We are informed on our arrival at Flat Dogs Camp that walking without a torch at night is prohibited and that night watchmen will accompany us everywhere. We are requested to be vigilant at all times and reminded repeatedly (reinforced by signage everywhere) that wild animals are dangerous.
I shrug it off as a marketing ploy for international guests having heard this before at other game reserves. Anyhow, having to walk around with a night watchman does not sit well with my restlessness and stubborn independence. I’ll try and remember to take a torch.
For my sins I am stormed by an elephant on morning #1 as I leave our tent to join Carl-Hein and our guide for an early morning game drive. I also get cornered the same morning for an hour and a half in the kitchen by a grumpy elephant bull.
The view from next to the refrigerator
With resignation I cut unnecessary walking about, do vigilance and stick with Joseph the night watchmen from here.
This time of the year the camp offers a range of pods and fruits whilst the rest of the woodlands are succumbing to winter. Three resident bulls, including Gilbert, a huge bull with no tail and perfectly even tusks, spend their winter break here annually with several more groups of elephant meandering through, stopping for a quick snack on route. With the camp located on the river bank, Hippo also graze through the camp every evening.
I realised to what extent I have been desensitized to the reality that these seemingly docile giants are far more than the friendly caricatures we see on tv and are in fact real and wild animals. And I recall stories of foreigners getting out of vehicles for close up photographs of Lions mating – with sudden insight I understand their ‘stupidity’ :-)
| Crossing the Luangwa River into the reserve |
South Luangwa is the first game reserve in Zambia opened to visitors by the local Chief Nsefu who collected the entry fees. This inventive and progressive operation of tribal lands as a modern day game reserve is attributed to the chiefs association with Norman Carr, a local ranger and legendary conservationist known throughout Africa.
It is said that as a result of this long exposure to game viewing, the animals here has grown tolerant and almost oblivious to game vehicles and therefore sightings are numerous and often up close and personal.
We do four game drives with Allan, our enigmatic, seemingly sullen, knowledgeable guide with an incredibly dry sense of humour. We see Leopard on three occasions literally next to the vehicle.
We see lion twice, again next to the vehicle. We see a newly born bush buck still wet and gooey and faltering on his just-born legs trying to keep up with his mom. We see the very elusive Aardvark. We
see gigantic crocodiles, overstuffed from dinner, sunning themselves in preparation of more hunting. We see giraffe and zebra unique to this area and clearly different from the South African versions :-). Baby elephant, baby hippo, baby baboon, hippo chomping away on Nile cabbage never budging from the convenience of their ponds to have to graze on land.

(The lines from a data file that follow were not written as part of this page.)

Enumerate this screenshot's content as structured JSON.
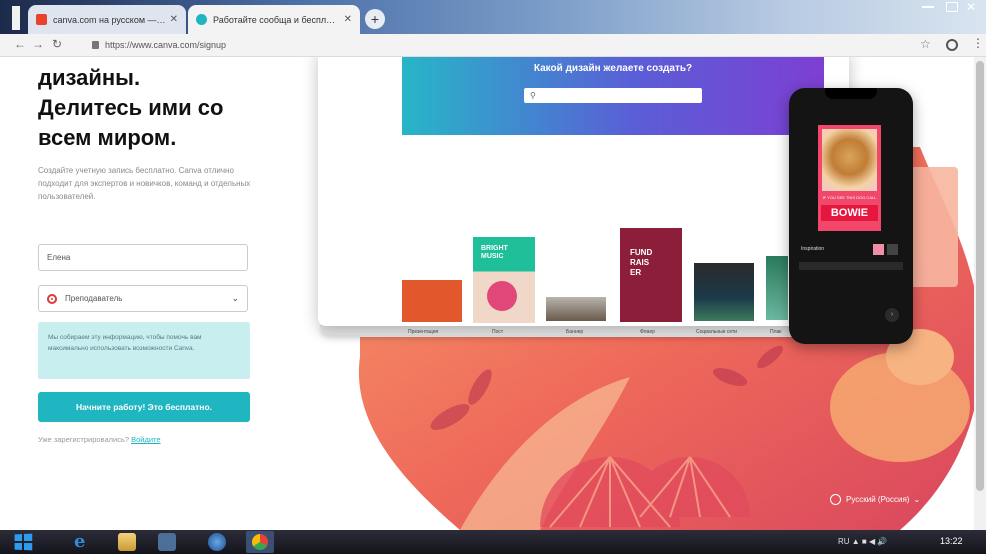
{
  "browser": {
    "tabs": [
      {
        "title": "canva.com на русском — Яндекс",
        "favicon_color": "#e8412c",
        "active": false
      },
      {
        "title": "Работайте сообща и бесплатно с Canva",
        "favicon_color": "#1fb6c1",
        "active": true
      }
    ],
    "new_tab_label": "+",
    "url": "https://www.canva.com/signup"
  },
  "signup": {
    "headline": [
      "дизайны.",
      "Делитесь ими со",
      "всем миром."
    ],
    "subtext": "Создайте учетную запись бесплатно. Canva отлично подходит для экспертов и новичков, команд и отдельных пользователей.",
    "name_value": "Елена",
    "role_value": "Преподаватель",
    "info_text": "Мы собираем эту информацию, чтобы помочь вам максимально использовать возможности Canva.",
    "cta_label": "Начните работу! Это бесплатно.",
    "login_prompt": "Уже зарегистрировались?",
    "login_link": "Войдите"
  },
  "canva_preview": {
    "hero_title": "Какой дизайн желаете создать?",
    "search_placeholder": "⚲",
    "templates": [
      {
        "label": "Презентация",
        "text": "",
        "color": "#e2572c"
      },
      {
        "label": "Пост",
        "text": "BRIGHT MUSIC",
        "color": "#e2477a"
      },
      {
        "label": "Баннер",
        "text": "",
        "color": "#6a5a4c"
      },
      {
        "label": "Флаер",
        "text": "FUND RAIS ER",
        "color": "#8c1e3a"
      },
      {
        "label": "Социальные сети",
        "text": "",
        "color": "#1c3a4a"
      },
      {
        "label": "Плак",
        "text": "",
        "color": "#2a7a5c"
      }
    ]
  },
  "phone_preview": {
    "card_top_text": "IF YOU SEE THIS DOG CALL",
    "card_title": "BOWIE",
    "label": "Inspiration"
  },
  "footer": {
    "language": "Русский (Россия)"
  },
  "taskbar": {
    "tray": "RU ▲ ■ ◀ 🔊",
    "clock": "13:22"
  }
}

We see a variety of birds including the very rare Pel’s Fishing Owl. And many more, far too numerous to list.
This is Africa at its absolute abundant wilderness best.
Flat Dogs have discontinued camping during the peak season in favour of the high end accommodation options they offer. So we are FORCED (tough life) to live in relative luxury in their tented camp. We spend roughly a quarter of our entire holiday budget here on game drives, park access fees, dining, accommodation and socialising with the wonderful team running the camp. Without any regret.
On Saturday we delay our departure with a last early morning game drive to look for wild dogs. We have never seen them in the wild before, have always wanted to and there has been sightings during the last few days. It requires a bit of dedicated driving to an area more suited to wild dogs, but this is not our lucky day. The highlight this morning is the rickety pontoon crossing that takes us on a faster route, outside of the Park and strict speed limits, back to Flat Dogs.
We leave the camp after a last yummy lunch at the restaurant and drive straight into winter.
The weather, which had been wonderfully balmy, even during night game drives, turns rapidly. I guess the cold front is heading to the camp also, but in my mind the change in weather really embeds the warm fussy feeling I have for this place. A special thanks to Jess, Adrian, Edward, Allan, Cathy, Paulo, Nelly, Sam and all the night watchmen :-) for making this such a memorable experience.
We only travel the short, shoddy gravel road trip to Chipata from where we can tackle the long stretch to Lusaka early the next day.